I tried a lot of different stuff. Here's some of the things I did:
Using the Olimex AVR ISP mkII:
I cut my app after the first 8k, erased the chip and uploaded that, then read it back and used vbindiff (a binary diff tool) to check the files, and they are 100% equal in the first 8k, but the data is repeated every 8k until 0x20000 is reached, the rest is filled with 0xFFs.
I erased the chip again and uploaded the whole app (~10k, CDC example from ASF compiled with newest avr-libc) and read it back, vbindiff again as before. After a while I realized that what I see is the binary AND of the first 8k and the remaining data of my app with length 8k repeated every 8k.
I tried some other stuff which all ended up with the same result described above.
I tried writing to 0x820000 instead of 0x800000 and got the same result, only that that the repeated area was from 0x20000 to 0x40000 in 0x2000 steps again. So exactly the same as before just with a 0x20000 offset.

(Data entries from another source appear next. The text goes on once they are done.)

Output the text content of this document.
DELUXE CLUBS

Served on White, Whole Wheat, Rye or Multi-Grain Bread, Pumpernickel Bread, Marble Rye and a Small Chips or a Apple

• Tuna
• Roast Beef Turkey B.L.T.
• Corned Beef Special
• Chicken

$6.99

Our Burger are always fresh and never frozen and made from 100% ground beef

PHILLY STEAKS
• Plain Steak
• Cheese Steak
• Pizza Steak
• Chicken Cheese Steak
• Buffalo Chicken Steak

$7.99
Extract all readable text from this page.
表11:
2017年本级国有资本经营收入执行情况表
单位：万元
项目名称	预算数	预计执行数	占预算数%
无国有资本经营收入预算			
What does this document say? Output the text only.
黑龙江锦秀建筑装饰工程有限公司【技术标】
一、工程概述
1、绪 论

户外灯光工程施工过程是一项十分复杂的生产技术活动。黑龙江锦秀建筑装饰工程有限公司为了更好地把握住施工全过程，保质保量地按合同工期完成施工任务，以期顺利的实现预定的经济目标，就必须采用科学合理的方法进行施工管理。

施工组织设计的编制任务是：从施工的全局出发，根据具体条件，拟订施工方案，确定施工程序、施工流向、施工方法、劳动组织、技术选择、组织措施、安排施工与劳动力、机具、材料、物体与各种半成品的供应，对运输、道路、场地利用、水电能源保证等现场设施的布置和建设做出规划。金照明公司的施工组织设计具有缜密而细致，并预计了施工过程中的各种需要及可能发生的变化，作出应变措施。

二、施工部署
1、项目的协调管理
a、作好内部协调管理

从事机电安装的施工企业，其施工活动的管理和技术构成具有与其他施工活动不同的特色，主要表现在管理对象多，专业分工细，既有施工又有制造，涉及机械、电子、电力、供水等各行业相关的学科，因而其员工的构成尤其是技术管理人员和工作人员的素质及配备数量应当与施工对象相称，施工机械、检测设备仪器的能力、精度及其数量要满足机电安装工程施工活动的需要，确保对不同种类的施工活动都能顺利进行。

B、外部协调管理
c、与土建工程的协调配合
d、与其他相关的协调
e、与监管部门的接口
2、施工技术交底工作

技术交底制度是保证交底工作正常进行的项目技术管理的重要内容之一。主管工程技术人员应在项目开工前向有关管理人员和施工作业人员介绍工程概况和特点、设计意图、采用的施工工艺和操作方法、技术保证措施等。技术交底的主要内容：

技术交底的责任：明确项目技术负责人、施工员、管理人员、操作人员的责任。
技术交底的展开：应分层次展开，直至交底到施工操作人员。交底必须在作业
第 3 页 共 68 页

I tried programming the "boot" area at 0x840000: apps with < 8k worked with 0x0-0x400000 being empty (0xFF), apps with > 8k gave the expected "app too large" error.
Finally to check whether the programmer's at fault, I modified the xBoot bootloader for xmegas and made it program a 256 byte buffer filled with 0x00, 0x01, ..., 0xfe, 0xff at various offsets, read them back and activated different LEDs depending on the result. I found out that the behaviour is exactly as before: writing at 0x2000 overwrote 0x0000, writing at 0x2001 overwrote 0x0001 and so on.
Also tried reading back that result with avrdude via PDI to get the results confirmed again.
There's only two things that don't exactly add up:
a) when using avrdude, a page erase > 0x2000 did not erase the page at 0x0000 as described above, but the page erase when using xBoot did erase at 0x0000 when trying to erase 0x2000
b) when I played around with writing at 0x0000, then 0x2000 and then 0x4000 over xBoot, I did not always get the binary AND of all three bytes, for example I tried writing
0b11111111 at 0x0000
0b11110000 at 0x2000 and
0b00111100 at 0x4000 and got
0b00000000 as result, instead of the expected 0b00110000, but I'm not sure if I maybe made some mistake, because later tests worked and it was late at night already, so I had no more patience to properly test this.
Anyways, thanks for reading this WoT.
There's only few things that could still be the culprit: I thought I read something about the NVM shuffling areas in flash to increase lifetime, but I can't find it anywhere in the docs anymore; and also there's the apptable which is 8k as well and can be protected, maybe it's doing something fishy. Currently still reading through the manual and datasheet line for line.